Labor Law – Appropriate Bargaining Unit Under Section 9(b) of the Taft-Hartley Act- Determination Requires NLRB to Exercise Discretion

Petitioner union sought to represent maintenance and construction electricians employed by plate glass manufacturer at a new plant. How ever, employer and intervenor union entered into an agreement extending to the new plant an existing contract covering employees at certain of employer’s other plants. At hearings upon petitioner’s application to determine the “appropriate” bargaining unit under criteria established by section 9 (b) of the Taft-Hartley Act, employer and intervenor urged that the highly integrated nature of the plant and the history of plantwide bargaining at employer’s other plants made a single bargaining unit covering all plant’s employees the only appropriate one.
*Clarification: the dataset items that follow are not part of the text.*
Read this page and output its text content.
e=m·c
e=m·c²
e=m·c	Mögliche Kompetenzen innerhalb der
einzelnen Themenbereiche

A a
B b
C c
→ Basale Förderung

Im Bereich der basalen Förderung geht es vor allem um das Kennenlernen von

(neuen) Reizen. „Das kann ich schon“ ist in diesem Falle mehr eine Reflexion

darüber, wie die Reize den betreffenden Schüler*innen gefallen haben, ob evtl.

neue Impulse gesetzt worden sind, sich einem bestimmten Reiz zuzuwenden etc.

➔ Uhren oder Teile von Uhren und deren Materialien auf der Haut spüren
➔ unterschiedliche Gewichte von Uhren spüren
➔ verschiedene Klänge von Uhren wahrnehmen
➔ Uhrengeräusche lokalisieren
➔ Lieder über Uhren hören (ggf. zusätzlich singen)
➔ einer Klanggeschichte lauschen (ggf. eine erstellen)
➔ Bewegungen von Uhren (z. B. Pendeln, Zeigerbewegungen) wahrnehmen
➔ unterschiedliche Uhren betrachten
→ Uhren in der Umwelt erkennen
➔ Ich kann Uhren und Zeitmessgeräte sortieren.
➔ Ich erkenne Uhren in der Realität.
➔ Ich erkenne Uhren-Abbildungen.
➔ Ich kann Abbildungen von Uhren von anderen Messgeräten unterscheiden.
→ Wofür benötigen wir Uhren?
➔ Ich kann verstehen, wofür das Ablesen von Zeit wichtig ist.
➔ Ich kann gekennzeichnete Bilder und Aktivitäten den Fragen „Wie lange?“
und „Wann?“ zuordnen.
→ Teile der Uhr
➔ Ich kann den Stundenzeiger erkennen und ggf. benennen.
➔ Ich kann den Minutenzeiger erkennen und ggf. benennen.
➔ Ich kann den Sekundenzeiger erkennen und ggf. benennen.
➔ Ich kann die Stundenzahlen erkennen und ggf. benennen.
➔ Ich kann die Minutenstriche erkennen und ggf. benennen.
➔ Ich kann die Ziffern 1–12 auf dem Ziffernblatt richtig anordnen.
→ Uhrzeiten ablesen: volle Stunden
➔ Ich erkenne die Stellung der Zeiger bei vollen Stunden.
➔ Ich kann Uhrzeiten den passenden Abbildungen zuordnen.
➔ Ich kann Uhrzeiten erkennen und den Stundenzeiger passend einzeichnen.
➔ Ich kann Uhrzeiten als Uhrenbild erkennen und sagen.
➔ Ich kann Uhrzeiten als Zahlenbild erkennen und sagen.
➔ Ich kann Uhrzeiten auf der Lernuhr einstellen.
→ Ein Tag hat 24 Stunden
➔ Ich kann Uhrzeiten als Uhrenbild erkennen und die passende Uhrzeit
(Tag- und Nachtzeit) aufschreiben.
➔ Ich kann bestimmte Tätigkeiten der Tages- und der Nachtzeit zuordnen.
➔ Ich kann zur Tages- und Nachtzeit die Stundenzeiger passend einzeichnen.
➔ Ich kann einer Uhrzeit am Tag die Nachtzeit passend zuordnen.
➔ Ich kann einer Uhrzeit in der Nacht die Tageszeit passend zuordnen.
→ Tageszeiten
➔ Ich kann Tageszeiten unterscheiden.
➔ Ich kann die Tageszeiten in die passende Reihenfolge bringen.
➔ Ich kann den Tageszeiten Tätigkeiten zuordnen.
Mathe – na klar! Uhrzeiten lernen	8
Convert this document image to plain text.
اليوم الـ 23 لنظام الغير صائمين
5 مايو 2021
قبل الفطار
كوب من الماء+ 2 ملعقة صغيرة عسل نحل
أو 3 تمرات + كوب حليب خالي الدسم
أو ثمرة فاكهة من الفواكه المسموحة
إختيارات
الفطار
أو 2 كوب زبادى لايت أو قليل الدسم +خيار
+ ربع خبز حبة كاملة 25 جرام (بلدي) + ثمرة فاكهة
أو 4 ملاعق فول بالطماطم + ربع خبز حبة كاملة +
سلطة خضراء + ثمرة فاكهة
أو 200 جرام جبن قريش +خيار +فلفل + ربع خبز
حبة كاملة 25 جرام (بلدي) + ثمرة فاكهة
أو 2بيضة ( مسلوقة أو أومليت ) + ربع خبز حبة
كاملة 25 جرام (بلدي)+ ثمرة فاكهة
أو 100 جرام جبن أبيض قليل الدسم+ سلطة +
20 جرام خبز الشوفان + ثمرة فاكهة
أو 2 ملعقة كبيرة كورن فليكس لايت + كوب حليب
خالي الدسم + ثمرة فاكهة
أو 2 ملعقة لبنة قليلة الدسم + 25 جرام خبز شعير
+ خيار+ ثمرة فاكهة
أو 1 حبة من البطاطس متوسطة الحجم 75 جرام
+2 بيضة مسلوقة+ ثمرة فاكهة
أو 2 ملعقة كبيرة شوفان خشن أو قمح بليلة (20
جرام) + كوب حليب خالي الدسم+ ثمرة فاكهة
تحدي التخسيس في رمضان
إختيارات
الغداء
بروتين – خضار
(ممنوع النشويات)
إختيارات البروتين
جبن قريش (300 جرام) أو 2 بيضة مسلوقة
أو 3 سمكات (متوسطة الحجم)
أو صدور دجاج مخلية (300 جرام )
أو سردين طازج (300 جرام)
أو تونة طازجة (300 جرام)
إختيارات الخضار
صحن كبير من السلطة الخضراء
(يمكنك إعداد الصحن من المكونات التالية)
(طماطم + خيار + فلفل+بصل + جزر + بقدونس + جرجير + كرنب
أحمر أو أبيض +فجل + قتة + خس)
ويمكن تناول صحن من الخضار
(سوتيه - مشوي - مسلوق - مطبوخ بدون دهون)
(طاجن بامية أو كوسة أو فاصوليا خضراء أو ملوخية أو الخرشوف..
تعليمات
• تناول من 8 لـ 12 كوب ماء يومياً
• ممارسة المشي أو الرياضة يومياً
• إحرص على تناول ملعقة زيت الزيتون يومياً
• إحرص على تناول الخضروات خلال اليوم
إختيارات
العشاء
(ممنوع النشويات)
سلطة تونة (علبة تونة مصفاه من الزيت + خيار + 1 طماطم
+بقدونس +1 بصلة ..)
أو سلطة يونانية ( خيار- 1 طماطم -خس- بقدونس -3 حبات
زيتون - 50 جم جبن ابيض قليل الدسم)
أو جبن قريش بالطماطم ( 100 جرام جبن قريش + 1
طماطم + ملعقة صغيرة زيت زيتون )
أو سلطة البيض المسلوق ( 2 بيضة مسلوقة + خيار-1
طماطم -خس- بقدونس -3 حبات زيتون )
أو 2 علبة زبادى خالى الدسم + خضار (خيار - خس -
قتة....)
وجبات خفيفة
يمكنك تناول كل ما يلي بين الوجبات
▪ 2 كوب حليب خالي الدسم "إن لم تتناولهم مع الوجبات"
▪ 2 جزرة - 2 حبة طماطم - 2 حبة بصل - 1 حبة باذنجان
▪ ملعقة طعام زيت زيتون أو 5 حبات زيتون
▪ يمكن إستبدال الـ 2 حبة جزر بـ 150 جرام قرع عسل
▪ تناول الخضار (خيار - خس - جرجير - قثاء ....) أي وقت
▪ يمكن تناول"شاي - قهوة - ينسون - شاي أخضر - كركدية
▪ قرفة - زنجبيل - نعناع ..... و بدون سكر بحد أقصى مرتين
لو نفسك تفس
Relying upon a previously developed rules which denied consideration of these elements in all but four industries, the Board granted petitioner’s request for severance. Nevertheless, employer refused to bargain with petitioner. Finding this refusal to be an unfair labor practice, the Board ordered employer to bargain. a On petition for enforcement of the NLRB’s order, held, enforcement denied. Section 9 (b) (2) requires the Board to use discretion in every case, and it is arbitrary to attempt to exercise this discretion by the application of a discriminatory rule. NLRB v. Pittsburgh Plate Glass Co., (4th Cir. 1959) 270 F. (2d) 167, cert. den. 28 U.S. LAW WEEK 3217 (1960).